FR2797891A1 - Production of calcium and its alloys involves dissolving calcium carbide in anhydrous calcium chloride, contacting obtained solution with molten metal phase, and decomposing formed alloy by physical or electrochemical refining - Google Patents

Abstract

Calcium carbide is dissolved in a bath of anhydrous calcium chloride, and the obtained solution is contacted with a dispersion of a molten metal phase, e.g. lead, having a strong affinity for calcium, so that a alloy of the molten metal phase and calcium is formed. The alloy is then decomposed by physical or electrochemical refining to produce calcium and to regenerate the molten metal phase. The metal phase can comprise: (a) lead in order to form an alloy of lead and calcium containing 2-5 wt. % calcium; (b) tin in order to form an alloy of tin and lead containing 3-5 wt. % calcium; or (c) an alloy comprising chemical compositions of lead, tin, copper, aluminum and nickel. Preferably, calcium is separated from the formed alloy by vacuum electro-refining in a bath of calcium chloride, by electro-refining under argon pressure in a bath consisting of a mixture of strontium chloride, barium chloride and calcium chloride, or by vacuum distillation.

Description

Process for the production of calcium and calcium alloys <B> from calcium carbide. The invention relates to a process for the production of calcium and calcium alloys. At the present time, calcium production is based on two very different processes. <B> A </ B> An electrolytic process which consists of electrolyzing chloride anhydrous calcium to produce on a cathode of liquid copper, a copper alloy calcium <B> (initially 30% </ B> calcium) which is then redistilled. All these operations are then conducted <B> to </ B> high temperature (about <B> 1000 'C). </ B>

and a thermal process which relies on the vacuum operation of the reaction <B>: </ B> 2AI <B> + </ B> 4CaO -> 3 Ca <B> + <A12 03> </ B > CaO <B >> </ B> Calcium is distilled under high temperature <B> vacuum (about 1400 <B> 'C) from AI / CaO mixing pellets.
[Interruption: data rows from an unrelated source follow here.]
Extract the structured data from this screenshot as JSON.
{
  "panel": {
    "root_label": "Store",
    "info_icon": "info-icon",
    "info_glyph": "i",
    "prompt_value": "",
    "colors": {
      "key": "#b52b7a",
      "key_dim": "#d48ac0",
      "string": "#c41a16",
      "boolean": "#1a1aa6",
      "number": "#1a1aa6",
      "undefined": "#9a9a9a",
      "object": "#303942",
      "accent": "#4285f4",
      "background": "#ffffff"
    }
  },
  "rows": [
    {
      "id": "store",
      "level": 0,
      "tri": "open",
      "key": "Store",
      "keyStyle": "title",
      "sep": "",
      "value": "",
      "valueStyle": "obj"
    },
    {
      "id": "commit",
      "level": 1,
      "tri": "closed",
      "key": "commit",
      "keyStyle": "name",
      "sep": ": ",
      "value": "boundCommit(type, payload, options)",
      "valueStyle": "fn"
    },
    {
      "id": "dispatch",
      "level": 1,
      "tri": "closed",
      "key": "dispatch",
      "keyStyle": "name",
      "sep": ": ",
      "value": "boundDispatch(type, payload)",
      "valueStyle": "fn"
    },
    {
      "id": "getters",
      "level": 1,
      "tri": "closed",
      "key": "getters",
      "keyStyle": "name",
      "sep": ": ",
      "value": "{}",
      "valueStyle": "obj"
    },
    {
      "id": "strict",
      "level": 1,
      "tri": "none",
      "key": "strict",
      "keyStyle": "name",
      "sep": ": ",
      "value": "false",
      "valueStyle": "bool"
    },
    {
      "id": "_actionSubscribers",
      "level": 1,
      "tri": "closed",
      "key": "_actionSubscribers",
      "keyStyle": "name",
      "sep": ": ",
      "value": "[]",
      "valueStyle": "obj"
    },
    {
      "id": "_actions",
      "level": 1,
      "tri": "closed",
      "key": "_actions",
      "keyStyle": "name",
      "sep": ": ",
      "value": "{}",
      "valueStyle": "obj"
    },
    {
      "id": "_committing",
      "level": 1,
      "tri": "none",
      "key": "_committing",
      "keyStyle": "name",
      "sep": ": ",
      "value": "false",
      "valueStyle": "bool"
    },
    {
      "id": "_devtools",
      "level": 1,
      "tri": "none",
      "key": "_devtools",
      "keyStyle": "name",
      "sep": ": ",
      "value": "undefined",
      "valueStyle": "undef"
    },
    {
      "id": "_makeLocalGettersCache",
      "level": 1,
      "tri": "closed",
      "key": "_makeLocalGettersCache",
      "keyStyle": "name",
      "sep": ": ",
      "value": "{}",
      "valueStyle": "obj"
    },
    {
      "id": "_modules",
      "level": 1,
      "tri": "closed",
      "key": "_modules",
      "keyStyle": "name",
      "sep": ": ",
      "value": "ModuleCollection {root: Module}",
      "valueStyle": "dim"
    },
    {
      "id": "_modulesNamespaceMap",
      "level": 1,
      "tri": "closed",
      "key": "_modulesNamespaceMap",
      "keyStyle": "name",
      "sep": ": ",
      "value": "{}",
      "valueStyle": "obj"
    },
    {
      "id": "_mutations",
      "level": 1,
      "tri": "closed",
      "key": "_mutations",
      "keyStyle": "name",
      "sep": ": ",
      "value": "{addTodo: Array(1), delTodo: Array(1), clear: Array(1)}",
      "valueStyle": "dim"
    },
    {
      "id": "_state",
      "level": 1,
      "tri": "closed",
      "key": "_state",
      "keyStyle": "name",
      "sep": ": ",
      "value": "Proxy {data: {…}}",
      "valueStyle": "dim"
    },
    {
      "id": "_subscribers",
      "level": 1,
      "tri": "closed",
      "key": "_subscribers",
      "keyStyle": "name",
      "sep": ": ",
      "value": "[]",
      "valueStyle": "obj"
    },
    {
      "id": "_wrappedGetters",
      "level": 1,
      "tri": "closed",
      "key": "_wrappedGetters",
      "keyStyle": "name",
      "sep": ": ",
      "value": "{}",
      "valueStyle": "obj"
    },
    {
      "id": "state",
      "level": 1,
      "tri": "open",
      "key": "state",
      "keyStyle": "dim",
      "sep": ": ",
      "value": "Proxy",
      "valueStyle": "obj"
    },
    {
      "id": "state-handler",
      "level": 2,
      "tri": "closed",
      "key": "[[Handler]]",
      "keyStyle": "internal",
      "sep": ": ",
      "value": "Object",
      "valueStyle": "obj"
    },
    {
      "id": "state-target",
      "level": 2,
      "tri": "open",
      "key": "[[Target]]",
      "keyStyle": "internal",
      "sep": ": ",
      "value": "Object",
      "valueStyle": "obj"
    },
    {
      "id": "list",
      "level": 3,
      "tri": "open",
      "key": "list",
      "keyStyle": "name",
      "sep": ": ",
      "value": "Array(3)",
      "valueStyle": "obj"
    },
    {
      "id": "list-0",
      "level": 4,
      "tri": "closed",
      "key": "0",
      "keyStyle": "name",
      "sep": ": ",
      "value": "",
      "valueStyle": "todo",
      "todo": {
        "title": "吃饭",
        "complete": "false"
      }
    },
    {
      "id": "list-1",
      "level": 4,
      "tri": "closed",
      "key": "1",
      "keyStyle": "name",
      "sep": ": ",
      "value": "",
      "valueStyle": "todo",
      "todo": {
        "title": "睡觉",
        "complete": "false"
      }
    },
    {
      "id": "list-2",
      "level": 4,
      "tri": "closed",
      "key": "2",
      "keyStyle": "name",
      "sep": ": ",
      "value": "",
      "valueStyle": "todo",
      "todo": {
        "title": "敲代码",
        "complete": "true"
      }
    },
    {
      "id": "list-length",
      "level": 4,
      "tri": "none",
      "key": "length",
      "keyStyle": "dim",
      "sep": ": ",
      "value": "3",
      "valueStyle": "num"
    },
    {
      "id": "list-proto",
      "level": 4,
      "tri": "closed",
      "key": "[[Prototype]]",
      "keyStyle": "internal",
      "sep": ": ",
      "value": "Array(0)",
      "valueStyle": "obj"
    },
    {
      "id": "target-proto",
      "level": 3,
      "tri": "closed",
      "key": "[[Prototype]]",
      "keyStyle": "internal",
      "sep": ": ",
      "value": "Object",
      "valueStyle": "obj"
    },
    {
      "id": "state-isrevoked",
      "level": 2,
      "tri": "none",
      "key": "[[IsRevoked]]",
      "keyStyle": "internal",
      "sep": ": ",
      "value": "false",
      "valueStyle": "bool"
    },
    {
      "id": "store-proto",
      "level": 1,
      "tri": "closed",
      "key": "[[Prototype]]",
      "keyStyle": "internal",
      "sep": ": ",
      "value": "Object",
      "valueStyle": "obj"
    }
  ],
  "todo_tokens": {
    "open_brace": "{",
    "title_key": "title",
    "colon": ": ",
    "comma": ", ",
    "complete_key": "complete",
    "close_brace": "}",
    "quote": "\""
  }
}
processes are heavy in investment and energy because they operate reduction of extremely stable calcium compounds (CaO or CaCIA standard free energies <B> at </ B> ambient temperature of formation of the starting compounds are <B>: </ B > <B> 510 </ B> Kj for CaO <B> 517 </ B> Kj for CaC12 In industrial practice, the aluminothermic pathway electrolytic consumes a significant energy of the order of Kwh / Kg. The object of the invention is to develop a new process for producing calcium or calcium alloy with a reduction in energy consumption for its implementation.

The process according to the invention is characterized in that calcium carbide CaCl 2 is dissolved in a bath of calcium chloride CaCl 2 anhydrous, the solution obtained is brought into contact with a dispersion of a liquid metal phase having a high affinity for the calcium, so <B> to </ B> form an alloy between the liquid metal phase and the calcium, <B> - </ B> and then redistribute said alloy physically or by electrochemical refining to give calcium and regenerate the liquid metal phase. The first step of the process is to produce a calcium alloy by contacting a solution of calcium carbide CaC 2 in anhydrous calcium chloride CaCl 2 with a dispersion of a liquid metal phase having a strong affinity for calcium, such as lead Pb and tin Sn, for example.

The CaC2 solubility in molten salt baths based on CaCl 2 was investigated and measured at different temperature levels, as was lime in calcium carbide. technical. It is the order of <B> 5 to% </ B> by weight which is sufficient to allow an exchange between solution and the metal phase.

Calcium carbide is a common, cheap industrial product that requires a very limited amount of energy <B>, </ B> of the order of <B> 85 </ B> Kj.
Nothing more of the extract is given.